Step1: Replace \( f(x) \) with \( y \)

Let \( y = 2(x - 3)^2 + 4 \).

Step2: Swap \( x \) and \( y \)

We get \( x = 2(y - 3)^2 + 4 \).

Step3: Solve for \( y \)

First, subtract 4 from both sides:
\( x - 4 = 2(y - 3)^2 \)
Then, divide both sides by 2:
\( \frac{x - 4}{2} = (y - 3)^2 \)
Since the original function has \( x \leq 3 \), the inverse function will have a domain related to the range of the original function. The original function \( f(x)=2(x - 3)^2+4 \) with \( x\leq3 \) is a parabola opening upwards with vertex at \( (3,4) \) and decreasing for \( x\leq3 \), so the inverse function should be the left - hand side of the parabola (since we need to ensure the inverse is a function).
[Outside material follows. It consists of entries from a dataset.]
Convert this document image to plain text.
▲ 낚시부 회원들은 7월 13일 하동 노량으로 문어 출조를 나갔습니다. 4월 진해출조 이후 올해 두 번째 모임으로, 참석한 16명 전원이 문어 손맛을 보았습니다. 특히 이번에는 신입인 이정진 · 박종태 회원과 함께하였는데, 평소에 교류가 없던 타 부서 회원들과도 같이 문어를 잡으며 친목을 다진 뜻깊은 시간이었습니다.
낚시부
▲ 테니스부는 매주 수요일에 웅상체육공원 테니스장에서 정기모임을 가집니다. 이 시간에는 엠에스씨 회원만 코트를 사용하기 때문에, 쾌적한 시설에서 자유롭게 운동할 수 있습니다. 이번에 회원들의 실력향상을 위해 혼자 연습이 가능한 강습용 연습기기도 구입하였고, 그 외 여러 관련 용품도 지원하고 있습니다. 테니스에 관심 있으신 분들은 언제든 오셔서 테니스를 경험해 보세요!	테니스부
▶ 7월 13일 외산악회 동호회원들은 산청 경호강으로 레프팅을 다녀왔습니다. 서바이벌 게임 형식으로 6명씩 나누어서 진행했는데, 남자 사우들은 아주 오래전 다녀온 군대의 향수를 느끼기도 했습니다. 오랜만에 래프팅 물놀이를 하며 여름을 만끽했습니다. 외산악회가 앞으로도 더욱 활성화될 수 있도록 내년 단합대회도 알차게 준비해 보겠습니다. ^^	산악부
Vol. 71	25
Taking the square root of both sides, we consider the negative square root (because when we solved for \( y \), we want the part that corresponds to the original function's domain \( x\leq3 \)):
\( y - 3=-\sqrt{\frac{x - 4}{2}} \)
Then, add 3 to both sides:
\( y = 3-\sqrt{\frac{x - 4}{2}} \)
So \( f^{-1}(x)=3-\sqrt{\frac{x - 4}{2}} \)

Answer:

\( f^{-1}(x)=3-\sqrt{\frac{x - 4}{2}} \)